Nuovi Livelli essenziali di assistenza (Lea) e nomenclatore delle protesi ''entro due mesi", pronta approvazione del Patto sulla Sanità digitale e delle linee guida sulla Cronicità ed ''entro fine anno'' il documento per la rimodulazione dei ticket e la chiusura della convenzione che spianerà la strada alla riorganizzazione delle cure territoriali. Il 2016 potrebbe veder sbloccati molti punti all'ordine del giorno del Patto per la Salute 2014-2016. A dirlo è il sottosegretario alla Salute Vito De Filippo (nella foto), che annuncia "un nuovo anno all'insegna dell'operatività".

Basato sul concetto di razionalizzare la spesa sanitaria per creare risorse da reinvestire in sanità, il Patto, sottolinea De Filippo, "è uno strumento complesso che prova ad affrontare una grande quantità di temi". Molto di quello che è ancora su carta potrebbe essere concretizzato nei prossimi mesi. "Entro due mesi - spiega De Filippo - saranno approvati i nuovi Lea attesi dal 2001, che includeranno 110 nuove malattie rare, epidurale, autismo, endometriosi. La nuova Legge di Stabilità stabilisce spesa certa (800 milioni di euro) e tempi certi (60 giorni dall'approvazione)".

Insieme verrà approvato anche il nomenclatore delle protesi, che prevede nuovi dispositivi medici oggi spesso già utilizzati e non rimborsati dal Ssn.
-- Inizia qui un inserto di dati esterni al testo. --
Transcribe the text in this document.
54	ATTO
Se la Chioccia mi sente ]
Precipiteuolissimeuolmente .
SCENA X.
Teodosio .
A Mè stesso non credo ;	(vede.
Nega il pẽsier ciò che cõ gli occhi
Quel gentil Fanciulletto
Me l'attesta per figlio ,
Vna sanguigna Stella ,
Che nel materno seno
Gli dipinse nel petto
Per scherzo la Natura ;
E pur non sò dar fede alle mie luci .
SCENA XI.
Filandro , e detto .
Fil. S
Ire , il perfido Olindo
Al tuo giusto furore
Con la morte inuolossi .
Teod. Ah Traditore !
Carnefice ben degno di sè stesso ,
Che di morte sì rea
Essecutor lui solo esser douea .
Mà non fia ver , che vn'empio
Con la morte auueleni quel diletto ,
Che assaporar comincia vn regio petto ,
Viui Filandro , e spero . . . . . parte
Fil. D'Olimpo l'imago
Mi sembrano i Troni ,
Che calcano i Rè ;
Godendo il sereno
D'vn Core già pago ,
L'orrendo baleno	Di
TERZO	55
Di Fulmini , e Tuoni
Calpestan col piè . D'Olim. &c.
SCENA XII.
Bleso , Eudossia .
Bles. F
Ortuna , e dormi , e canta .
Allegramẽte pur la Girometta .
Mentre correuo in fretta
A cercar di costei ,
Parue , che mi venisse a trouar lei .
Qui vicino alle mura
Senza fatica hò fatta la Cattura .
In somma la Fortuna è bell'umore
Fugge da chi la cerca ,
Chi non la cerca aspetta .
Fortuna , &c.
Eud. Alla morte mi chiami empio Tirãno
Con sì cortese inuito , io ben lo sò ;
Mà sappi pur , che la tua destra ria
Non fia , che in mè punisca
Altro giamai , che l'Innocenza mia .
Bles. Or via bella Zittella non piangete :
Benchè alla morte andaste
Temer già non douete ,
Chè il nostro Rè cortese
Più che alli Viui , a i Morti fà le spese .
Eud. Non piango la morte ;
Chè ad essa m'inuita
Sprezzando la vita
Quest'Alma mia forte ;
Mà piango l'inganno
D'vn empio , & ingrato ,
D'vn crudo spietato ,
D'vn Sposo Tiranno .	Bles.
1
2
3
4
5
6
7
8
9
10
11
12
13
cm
Uno dei pilastri del Patto della Salute è la medicina territoriale, una vera e propria rivoluzione organizzativa strettamente collegata agli accordi per la nuova convenzione con i medici di medicina generale, strumento regolatorio di quello che sarà il servizio h24 7 giorni su 7. "Una volta chiuso l'accordo la nuova organizzazione avrà la strada in discesa'', ha detto De Filippo Novità in arrivo anche per l'ammodernamento dell'edilizia ospedaliera. "In legge di stabilità sono confermati 2 mld per interventi di ristrutturazione e innovazione di strutture sanitarie. Si tratta di fondi collegati ad accordi di programma sottoscritti con le singole regioni".

Il documento per il nuovo Patto per la Sanità Digitale "è stato trasmesso alle Regioni e spero venga approvato quanto prima" e anche la rimodulazione dei ticket potrebbe non esser tanto lontana. "Il tavolo apposito insediato presso l'Agenas e a cui siedono le regioni - sottolinea il sottosegretario - è molto avanti con i lavori e potrebbe trovare una proposta conclusiva nel 2016. L'obiettivo, quello di rimodulare la compartecipazione alla spesa in base al reddito, elemento che dovrebbe prevalere sulla patologia. Chi è miliardario non può pagare lo stesso ticket di chi ha uno stipendio che gli consente a malapena di sopravvivere".

Ancora da mettere a punto le linee guida sull'umanizzazione delle cure, mentre "è pronto ed è già stato trasmesso alle regioni il documento sulla cronicità". Prevede percorsi diagnostici, terapeutici e assistenziali per alcune patologie come diabete, in cui bisogna organizzare il territorio. Grande lavoro ancora per quanto riguarda la sanità all'interno degli Istituti Penitenziari: la materia è stata demandata alle regioni ma, proprio per uniformare le tante diverse situazioni, il Patto prevede la stesura di linee guida specifiche. "Essendo stato ampiamente condiviso con le Regioni - conclude De Filippo - dobbiamo spingere affinché tutti i capitoli del Patto siano realizzati velocemente".